Our study has limitations. First, we do not have information available regarding participants’ medication use. Uncontrolled hypertension has been reported to be a sex-specific risk factor for WMH10, thus our lack of information on participants’ medication may have contributed to our lack of findings of sex differences in associations of hypertension to WMHV. We do not have information of diabetes medication, but our findings for diabetes status can be supported by our similar observations for HbA1c, which is an indicator for diabetic control. Additionally, we do not have information on menopausal status nor whether participants received hormone therapy. Finally, our hospital-based cohort may have recruitment or survival bias, which has been observed to be associated with higher effect sizes for sex differences in cerebrovascular disease3.

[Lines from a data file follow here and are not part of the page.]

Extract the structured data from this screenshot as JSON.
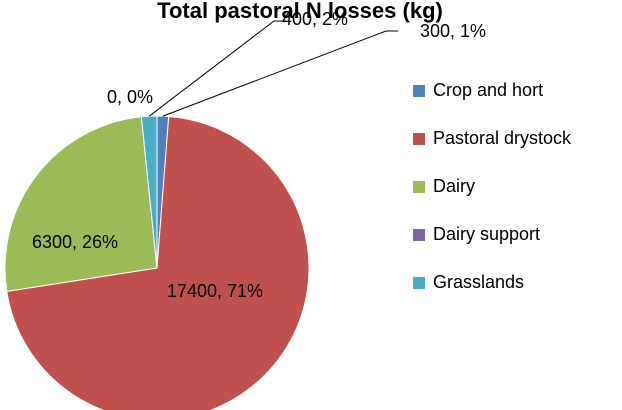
{
  "chart_data": {
    "type": "pie",
    "title": "Total pastoral N losses (kg)",
    "categories": [
      "Crop and hort",
      "Pastoral drystock",
      "Dairy",
      "Dairy support",
      "Grasslands"
    ],
    "values": [
      300,
      17400,
      6300,
      0,
      400
    ],
    "value_labels": [
      "300, 1%",
      "17400, 71%",
      "6300, 26%",
      "0, 0%",
      "400, 2%"
    ],
    "colors": [
      "#4f81bd",
      "#c0504d",
      "#9bbb59",
      "#8064a2",
      "#4bacc6"
    ],
    "legend": "right"
  }
}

In conclusion, our study provides valuable insights into the complex interplay between sex, modifiable risk factors, and clinical dementia outcomes in the context of CSVD. Elderly females appear to have an accelerated increase in cerebrovascular burden as they age, and subsequently are more vulnerable to clinical dementia decline due to CSVD. Our findings also suggest that females are more susceptible to the cerebrovascular consequences of diabetes. These findings emphasize the importance of considering sex when examining the risk factors for and cognitive sequelae of CSVD. Future research should explore the underlying mechanisms driving these sex differences and personalized prevention and treatment strategies.